Using differential scanning calorimetry (DSC), X-ray diffraction (XRD) and Fourier transform infrared spectroscopy (FTIR), we determined some thermodynamic and structural parameters for a series of amino acid-linked dialkyl lipids containing a glutamic acid-succinate headgroup and di-alkyl chains: C12, C14, C16 and C18 in CHES buffer, pH 10. Upon heating, DSC shows that the C12, C14 and annealed C16 lipids undergo a single transition which XRD shows is from a lamellar, chain ordered subgel phase to a fluid phase.

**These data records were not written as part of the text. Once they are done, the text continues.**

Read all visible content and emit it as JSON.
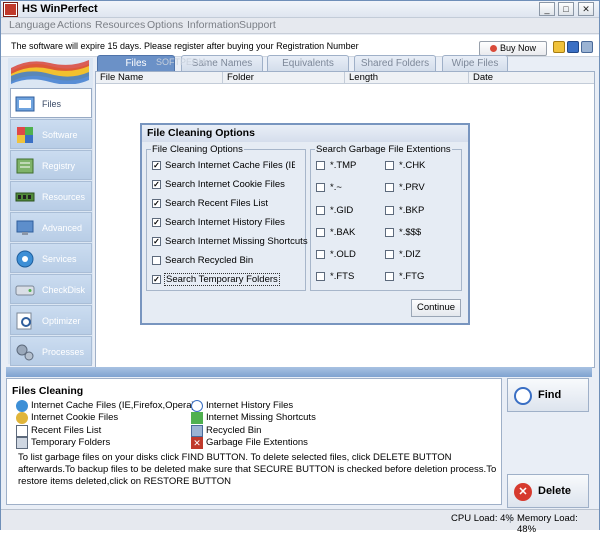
{
  "window": {
    "title": "HS WinPerfect",
    "minimize": "_",
    "maximize": "□",
    "close": "✕"
  },
  "menu": [
    "Language",
    "Actions",
    "Resources",
    "Options",
    "Information",
    "Support"
  ],
  "notice": {
    "text": "The software will expire 15 days. Please register after buying your Registration Number",
    "buy_label": "Buy Now"
  },
  "sidebar": [
    {
      "label": "Files",
      "icon": "folder-icon",
      "active": true
    },
    {
      "label": "Software",
      "icon": "software-icon"
    },
    {
      "label": "Registry",
      "icon": "registry-icon"
    },
    {
      "label": "Resources",
      "icon": "memory-icon"
    },
    {
      "label": "Advanced",
      "icon": "monitor-icon"
    },
    {
      "label": "Services",
      "icon": "gear-icon"
    },
    {
      "label": "CheckDisk",
      "icon": "disk-icon"
    },
    {
      "label": "Optimizer",
      "icon": "magnifier-icon"
    },
    {
      "label": "Processes",
      "icon": "gears-icon"
    }
  ],
  "tabs": [
    "Files",
    "Same Names",
    "Equivalents",
    "Shared Folders",
    "Wipe Files"
  ],
  "columns": [
    "File Name",
    "Folder",
    "Length",
    "Date"
  ],
  "watermark": "SOFTPEDIA",
  "dialog": {
    "title": "File Cleaning Options",
    "left_group": "File Cleaning Options",
    "right_group": "Search Garbage File Extentions",
    "options": [
      {
        "label": "Search Internet Cache Files (IE,Firefox,Opera)",
        "checked": true
      },
      {
        "label": "Search Internet Cookie Files",
        "checked": true
      },
      {
        "label": "Search Recent Files List",
        "checked": true
      },
      {
        "label": "Search Internet History Files",
        "checked": true
      },
      {
        "label": "Search Internet Missing Shortcuts",
        "checked": true
      },
      {
        "label": "Search Recycled Bin",
        "checked": false
      },
      {
        "label": "Search Temporary Folders",
        "checked": true
      }
    ],
    "ext_left": [
      "*.TMP",
      "*.~",
      "*.GID",
      "*.BAK",
      "*.OLD",
      "*.FTS"
    ],
    "ext_right": [
      "*.CHK",
      "*.PRV",
      "*.BKP",
      "*.$$$",
      "*.DIZ",
      "*.FTG"
    ],
    "continue_label": "Continue"
  },
  "info": {
    "title": "Files Cleaning",
    "items_left": [
      "Internet Cache Files (IE,Firefox,Opera)",
      "Internet Cookie Files",
      "Recent Files List",
      "Temporary Folders"
    ],
    "items_right": [
      "Internet History Files",
      "Internet Missing Shortcuts",
      "Recycled Bin",
      "Garbage File Extentions"
    ],
    "description": "To list garbage files on your disks click FIND BUTTON. To delete selected files, click DELETE BUTTON afterwards.To backup files to be deleted make sure that SECURE BUTTON is checked before deletion process.To restore items deleted,click on RESTORE BUTTON"
  },
  "buttons": {
    "find": "Find",
    "delete": "Delete"
  },
  "status": {
    "cpu": "CPU Load: 4%",
    "memory": "Memory Load: 48%"
  },
  "colors": {
    "accent": "#6b91c7",
    "sidebar": "#dbe6f3",
    "splitter": "#7fa2d0"
  }
}
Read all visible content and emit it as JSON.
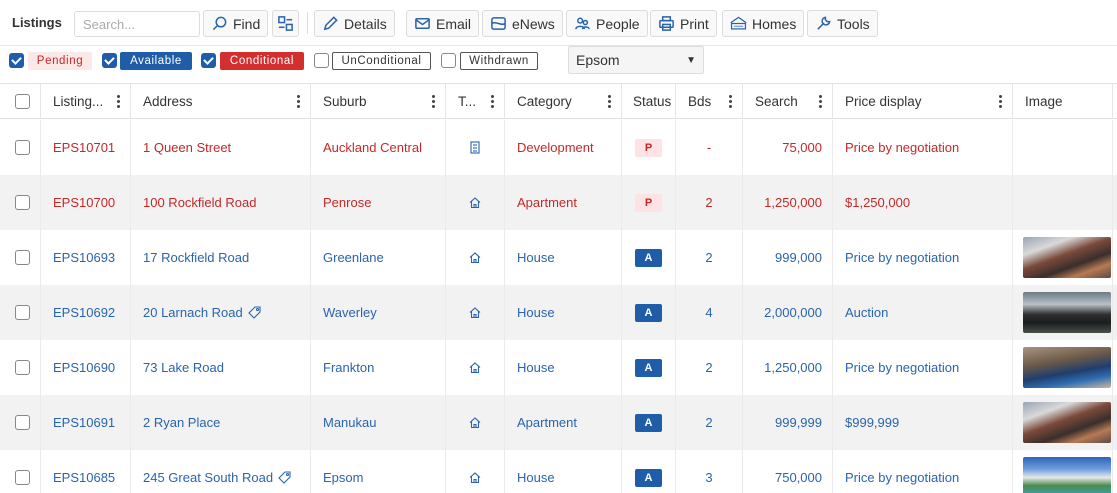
{
  "toolbar": {
    "title": "Listings",
    "search_placeholder": "Search...",
    "buttons": {
      "find": "Find",
      "details": "Details",
      "email": "Email",
      "enews": "eNews",
      "people": "People",
      "print": "Print",
      "homes": "Homes",
      "tools": "Tools"
    }
  },
  "filters": {
    "statuses": [
      {
        "label": "Pending",
        "checked": true,
        "bg": "#fde8e8",
        "color": "#c62828"
      },
      {
        "label": "Available",
        "checked": true,
        "bg": "#1f5da8",
        "color": "#ffffff"
      },
      {
        "label": "Conditional",
        "checked": true,
        "bg": "#d32f2f",
        "color": "#ffffff"
      },
      {
        "label": "UnConditional",
        "checked": false,
        "bg": "#ffffff",
        "color": "#333333"
      },
      {
        "label": "Withdrawn",
        "checked": false,
        "bg": "#ffffff",
        "color": "#333333"
      }
    ],
    "suburb_selected": "Epsom"
  },
  "columns": [
    "Listing...",
    "Address",
    "Suburb",
    "T...",
    "Category",
    "Status",
    "Bds",
    "Search",
    "Price display",
    "Image"
  ],
  "rows": [
    {
      "id": "EPS10701",
      "address": "1 Queen Street",
      "suburb": "Auckland Central",
      "type_icon": "building-icon",
      "category": "Development",
      "status": "P",
      "beds": "-",
      "search": "75,000",
      "price": "Price by negotiation",
      "image": "",
      "tagged": false,
      "state": "pending"
    },
    {
      "id": "EPS10700",
      "address": "100 Rockfield Road",
      "suburb": "Penrose",
      "type_icon": "house-icon",
      "category": "Apartment",
      "status": "P",
      "beds": "2",
      "search": "1,250,000",
      "price": "$1,250,000",
      "image": "",
      "tagged": false,
      "state": "pending"
    },
    {
      "id": "EPS10693",
      "address": "17 Rockfield Road",
      "suburb": "Greenlane",
      "type_icon": "house-icon",
      "category": "House",
      "status": "A",
      "beds": "2",
      "search": "999,000",
      "price": "Price by negotiation",
      "image": "apartment-photo",
      "tagged": false,
      "state": "available"
    },
    {
      "id": "EPS10692",
      "address": "20 Larnach Road",
      "suburb": "Waverley",
      "type_icon": "house-icon",
      "category": "House",
      "status": "A",
      "beds": "4",
      "search": "2,000,000",
      "price": "Auction",
      "image": "modern-house-photo",
      "tagged": true,
      "state": "available"
    },
    {
      "id": "EPS10690",
      "address": "73 Lake Road",
      "suburb": "Frankton",
      "type_icon": "house-icon",
      "category": "House",
      "status": "A",
      "beds": "2",
      "search": "1,250,000",
      "price": "Price by negotiation",
      "image": "pool-deck-photo",
      "tagged": false,
      "state": "available"
    },
    {
      "id": "EPS10691",
      "address": "2 Ryan Place",
      "suburb": "Manukau",
      "type_icon": "house-icon",
      "category": "Apartment",
      "status": "A",
      "beds": "2",
      "search": "999,999",
      "price": "$999,999",
      "image": "apartment-photo",
      "tagged": false,
      "state": "available"
    },
    {
      "id": "EPS10685",
      "address": "245 Great South Road",
      "suburb": "Epsom",
      "type_icon": "house-icon",
      "category": "House",
      "status": "A",
      "beds": "3",
      "search": "750,000",
      "price": "Price by negotiation",
      "image": "villa-pool-photo",
      "tagged": true,
      "state": "available"
    }
  ],
  "colors": {
    "pending_text": "#c62828",
    "available_text": "#2a64ad",
    "accent_blue": "#1f5da8",
    "accent_red": "#d32f2f"
  }
}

This single transition splits into two transitions for C18, and FTIR shows that the upper main transition is predominantly the melting of the hydrocarbon chains whereas the lower transition involves changes in the headgroup ordering as well as changes in the lateral packing of the chains. For short incubation times at low temperature, the C16 lipid appears to behave like the C18 lipid, but appropriate annealing at low temperatures indicates that its true equilibrium behavior is like the shorter chain lipids. XRD shows that the C12 lipid readily converts into a highly ordered subgel phase upon cooling and suggests a model with untilted, interdigitated chains and an area of 77.2A(2)/4 chains, with a distorted orthorhombic unit subcell, a=9.0A, b=4.3A and beta=92.7 degrees . As the chain length n increases, subgel formation is slowed, but untilted, interdigitated chains prevail.

Fig. 1

Sketch of the n = 14 member of the (Cn)₂-Glu-C2-COOH family.

Fig. 2

Calorimetric transition temperature as a function of pH and chain length. Circles are from the data in Fig. 3 at pH 10; triangles from pH 7.4; squares from pH 4.

Fig. 3

DSC heating scans (upward peaks) after brief incubation at −7 °C and cooling scans (downward peaks) of (Cn)₂-Glu-C₂-COOH lipids in CHES buffer at pH 10 as a function of chain length. The data shown were acquired with the Multicell DSC at 9−10 °C/h and are displaced on the ordinate for clarity.

Fig. 4

Main transition enthalpies (open circles) and also the sum of the enthalpies of both the lower and main transitions (solid squares) for the pH 10 data of Fig. 3 (initial scans). Lines are to guide the eye.

Fig. 5

X-ray diffraction patterns of fully hydrated lipids in pH 10 CHES buffer in capillaries. (A) (C12)₂-Glu-C₂-COOH at 10 °C. (B) (C12)₂-Glu-C₂-COOH at 48 °C. (C) (C12)₂-Glu-C₂-COOH held at 10 °C for one day after heating to 48 °C.

Fig. 6

Radially averaged X-ray intensities. (A) Low-angle data with eight orders of lamellar diffraction for (C18)₂-Glu-C₂-COOH lipid at 10 °C obtained from a capillary sample in pH 10 CHES buffer. (B) Wide-angle data collected at 10 °C in pH 10 CHES buffer, except that (C14)₂-Glu-C₂-COOH data were collected at 25 °C.

Fig. 7

FTIR spectra of (C12)₂-Glu-C₂-COOH and (C18)₂-Glu-C₂-COOH in the subgel phase (0 °C) and in the fluid phase.

Fig. 8

FTIR data (top) showing ester C=O bandwidth Δν (triangles) and CH₂ stretching ν (squares) during=heating of (C12)₂-Glu-C₂-COOH (open symbols) and (C18)₂-Glu-C₂-COOH (solid symbols). On the bottom are two heating scans from the DSC data of Fig. 3.

Fig. 9

Model of (C12)₂-Glu-C₂-COOH lipid at 10 °C.